Death At Midnight: The Confession of an Executioner – Donald A. Cabana

“How insane the whole process seemed! I knew this man, I believed his life was worth saving. I had argued so forcefully to the governor. Even though he was privately sympathetic, legally and politically there were no grounds that would allow him to justify commuting Connie’s death sentence.As I looked on, I thought if what Americans want from executions is vengeance and retribution, let them witness what I was about to do. I was not forgetting the victim of Connie’s crime or his family. My heart ached for the wife who was made a widow, and for the children who were left fatherless, by a single act of greed and selfishness. Nor was I oblivious to the need for society to achieve justice. But I questioned how an execution would end the lifelong pain and suffering endured by the victim’s family. Killing Connie Ray Evans would not bring his victim back from the grave. Perhaps it would affor domw temporary measure of satisfaction to the widow and her children, but the hurt and pain would never be completely eradicated, not even by the execution of a lonely, frightened, and – yes – remorseful young man.” – from Death at Midnight

Fiction

The Idiot – Fyodor Dostoyevsky

“Just think: take, for instance, torture: you get suffering, wounds, bodily agony, all of which distracts the mind from mental suffering, for up to the very moment of your death you are only tormented by your wounds. Yet the chief and the worst pain is perhaps not inflicted by wounds, but by your certain knowledge that in an hour, in ten minutes, in half a minute, now, this moment your soul will fly out of your body, and that you will be a human being no longer, and that that’s certain – the main thing is that it is certain. Just when you lay your head under the knife and you hear the swish of the knife as it slides down over your head – it is just that fraction of a second that is the most awful of all. Do you realize that it is not only my imagination, but that many people have said the same? I am so convinced of it that I will tell you frankly what I think. To kill for murder is an immeasurably greater evil than the crime itself… Why this cruel, hideous, unneccessary, and useless mockery? Possibly there are men who have sentences of death read out to them and have been given time to go through this torture, and have then been told, You can go now, you’ve been reprieved. Such men could perhaps tell us. It was of agony like this and of such horror that Christ spoke. No, you can’t treat a man like that!”- Prince Myshkin

The Last Day of a Condemned Man  – Victor Hugo

Exactly what the title implies, this is a brief first-person account of the emotions and thoughts of a man on the day he is to go to the guillotine.
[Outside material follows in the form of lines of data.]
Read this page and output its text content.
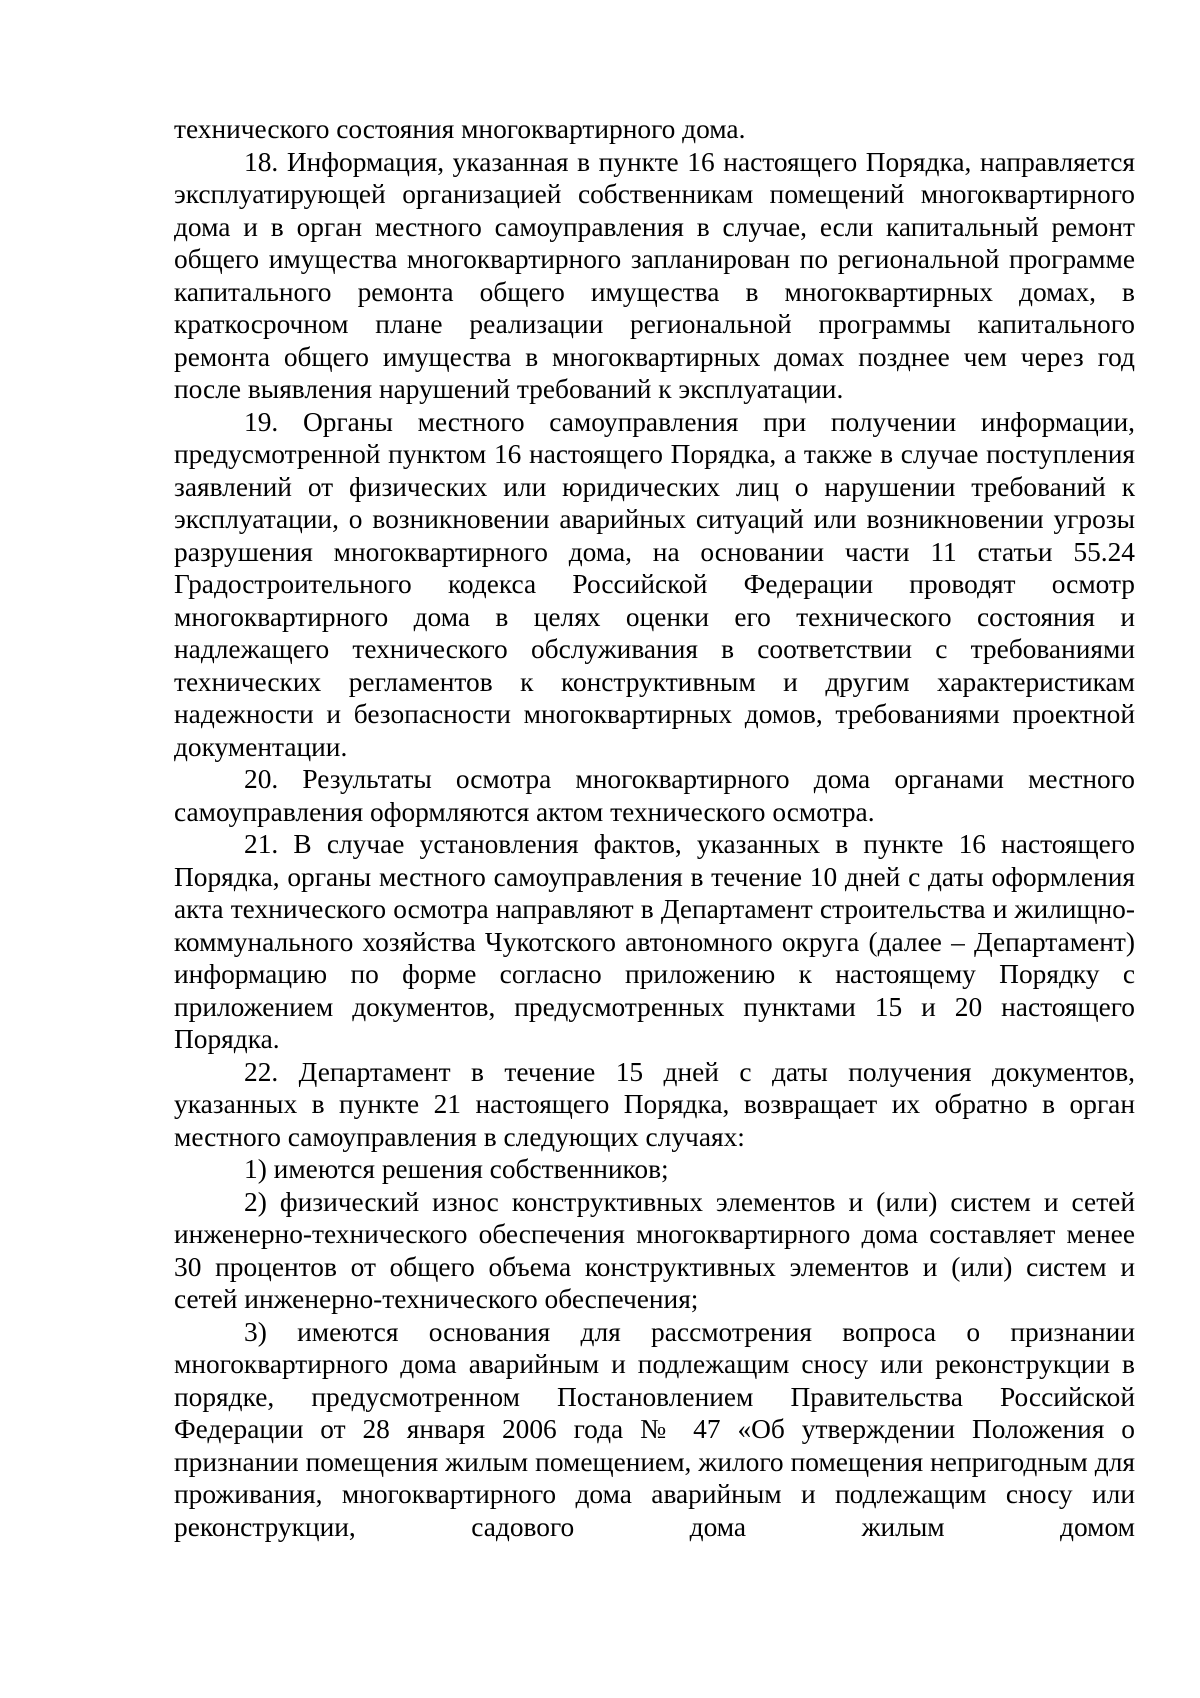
технического состояния многоквартирного дома.

18. Информация, указанная в пункте 16 настоящего Порядка, направляется эксплуатирующей организацией собственникам помещений многоквартирного дома и в орган местного самоуправления в случае, если капитальный ремонт общего имущества многоквартирного запланирован по региональной программе капитального ремонта общего имущества в многоквартирных домах, в краткосрочном плане реализации региональной программы капитального ремонта общего имущества в многоквартирных домах позднее чем через год после выявления нарушений требований к эксплуатации.

19. Органы местного самоуправления при получении информации, предусмотренной пунктом 16 настоящего Порядка, а также в случае поступления заявлений от физических или юридических лиц о нарушении требований к эксплуатации, о возникновении аварийных ситуаций или возникновении угрозы разрушения многоквартирного дома, на основании части 11 статьи 55.24 Градостроительного кодекса Российской Федерации проводят осмотр многоквартирного дома в целях оценки его технического состояния и надлежащего технического обслуживания в соответствии с требованиями технических регламентов к конструктивным и другим характеристикам надежности и безопасности многоквартирных домов, требованиями проектной документации.

20. Результаты осмотра многоквартирного дома органами местного самоуправления оформляются актом технического осмотра.

21. В случае установления фактов, указанных в пункте 16 настоящего Порядка, органы местного самоуправления в течение 10 дней с даты оформления акта технического осмотра направляют в Департамент строительства и жилищно-коммунального хозяйства Чукотского автономного округа (далее – Департамент) информацию по форме согласно приложению к настоящему Порядку с приложением документов, предусмотренных пунктами 15 и 20 настоящего Порядка.

22. Департамент в течение 15 дней с даты получения документов, указанных в пункте 21 настоящего Порядка, возвращает их обратно в орган местного самоуправления в следующих случаях:

1) имеются решения собственников;

2) физический износ конструктивных элементов и (или) систем и сетей инженерно-технического обеспечения многоквартирного дома составляет менее 30 процентов от общего объема конструктивных элементов и (или) систем и сетей инженерно-технического обеспечения;

3) имеются основания для рассмотрения вопроса о признании многоквартирного дома аварийным и подлежащим сносу или реконструкции в порядке, предусмотренном Постановлением Правительства Российской Федерации от 28 января 2006 года № 47 «Об утверждении Положения о признании помещения жилым помещением, жилого помещения непригодным для проживания, многоквартирного дома аварийным и подлежащим сносу или реконструкции, садового дома жилым домом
The Analects (XII, 19) – Confucius

Killing not to be talked of by rulers; the effect of their example.

Chî K’ang asked Confucius about government, saying, “What do you say to killing the unprincipled for the good of the principled?” Confucius replied, “Sir, in carrying on your government, why should you use killing at all? Let your evinced desires be for what is good, and the people will be good. The relation between superiors and inferiors is like that between the wind and the grass. The grass must bend, when the wind blows across it.”